Roasted Tomato Soup

As a non-recipe follower myself (the irony, I know!), I have indeed attempted a lot of tomato soup recipes. So many of them have tons of good reviews but they never live up to that classic tomato soup flavor I really crave. Slightly sweet, savory, a little spicy, creeeeeeamy… This dish delivers. I promise, promise.
It is packed full of flavor, thanks in part to the fact that all the vegetables are roasted first. Roasting the veggies opens up their natural sweetness and adds an incredible depth to the soup. This is the perfect soup to dunk some crusty bread into. Try this and tell me what you think!

Feel free to top with parmesan cheese, sharp cheddar, bacon or whatever else your heart desires.

Roasted Tomato Soup
Prep time: 10 minutes, Cook time: 30 minutes. Yields 4 servings

INGREDIENTS:
5 heirloom or beefsteak tomatoes
Handful cherry or grape tomatoes
3 carrots, roughly chopped
10 garlic cloves
2 small white onions
Olive oil
1 t salt
½ black pepper
1 T sugar
Red pepper flake to taste
2 ½ cups chicken broth
⅔ cup heavy cream
1 t balsamic vinegar

DIRECTIONS:
1.) Preheat the oven to 400 degrees. Place the vegetables and garlic on a baking sheet and drizzle with olive oil, salt and pepper.

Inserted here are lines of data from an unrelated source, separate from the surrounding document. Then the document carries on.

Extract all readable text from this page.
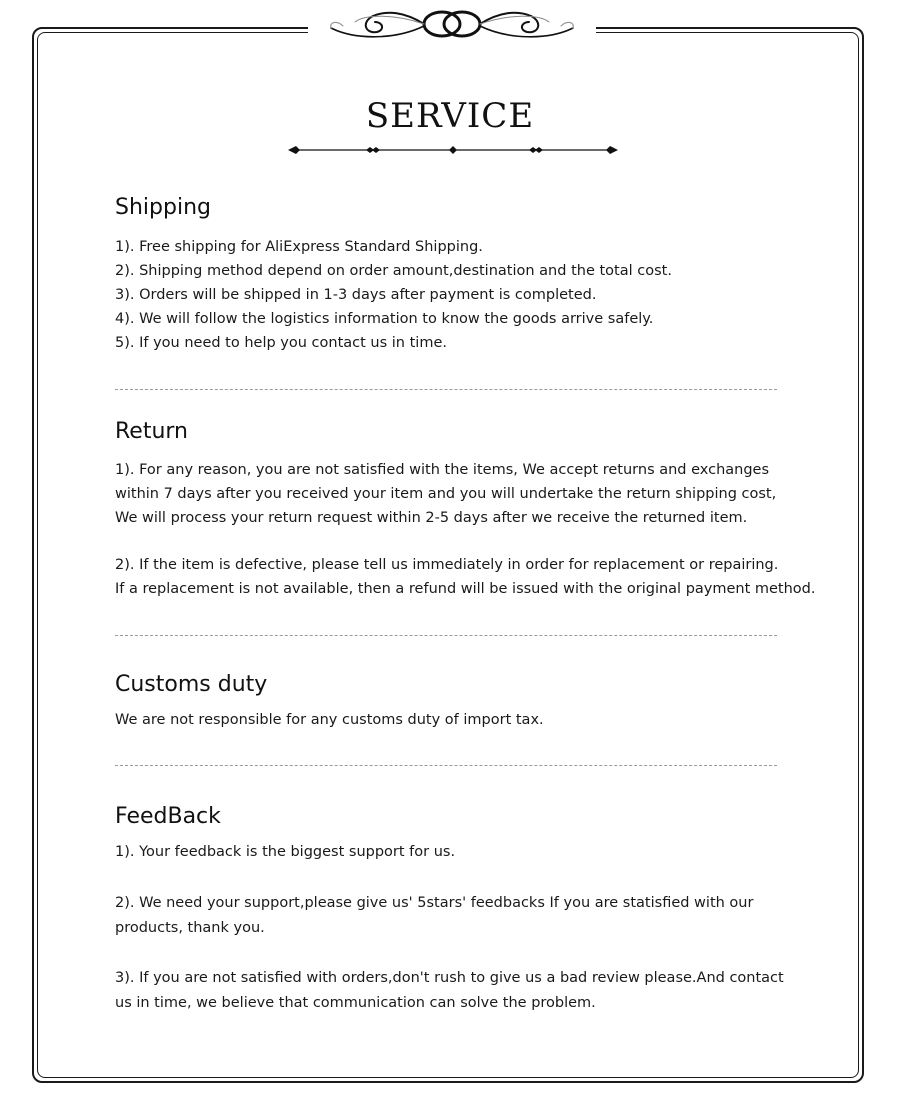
SERVICE
Shipping
1). Free shipping for AliExpress Standard Shipping.
2). Shipping method depend on order amount,destination and the total cost.
3). Orders will be shipped in 1-3 days after payment is completed.
4). We will follow the logistics information to know the goods arrive safely.
5). If you need to help you contact us in time.
Return
1). For any reason, you are not satisfied with the items, We accept returns and exchanges within 7 days after you received your item and you will undertake the return shipping cost, We will process your return request within 2-5 days after we receive the returned item.
2). If the item is defective, please tell us immediately in order for replacement or repairing.
If a replacement is not available, then a refund will be issued with the original payment method.
Customs duty
We are not responsible for any customs duty of import tax.
FeedBack
1). Your feedback is the biggest support for us.
2). We need your support,please give us' 5stars' feedbacks If you are statisfied with our products, thank you.
3). If you are not satisfied with orders,don't rush to give us a bad review please.And contact us in time, we believe that communication can solve the problem.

Add red pepper flake to taste start with ½ teaspoon. Roast the vegetables for 25-30 minutes until slightly charred and caramelized.
2.) Once the veggies are cooked, sprinkle on 1 tablespoon of white sugar.
Add the vegetables and all of the juices/oil into a stock pot. Pour in the broth, heavy cream and balsamic vinegar.
3.) Use an immersion blender to slowly blend the soup. If you don’t have an immersion blender, allow the ingredients to cool slightly then blend in a blender.
4.) Taste, and add additional salt, pepper, sugar or balsamic depending on what you need. A little goes a long way!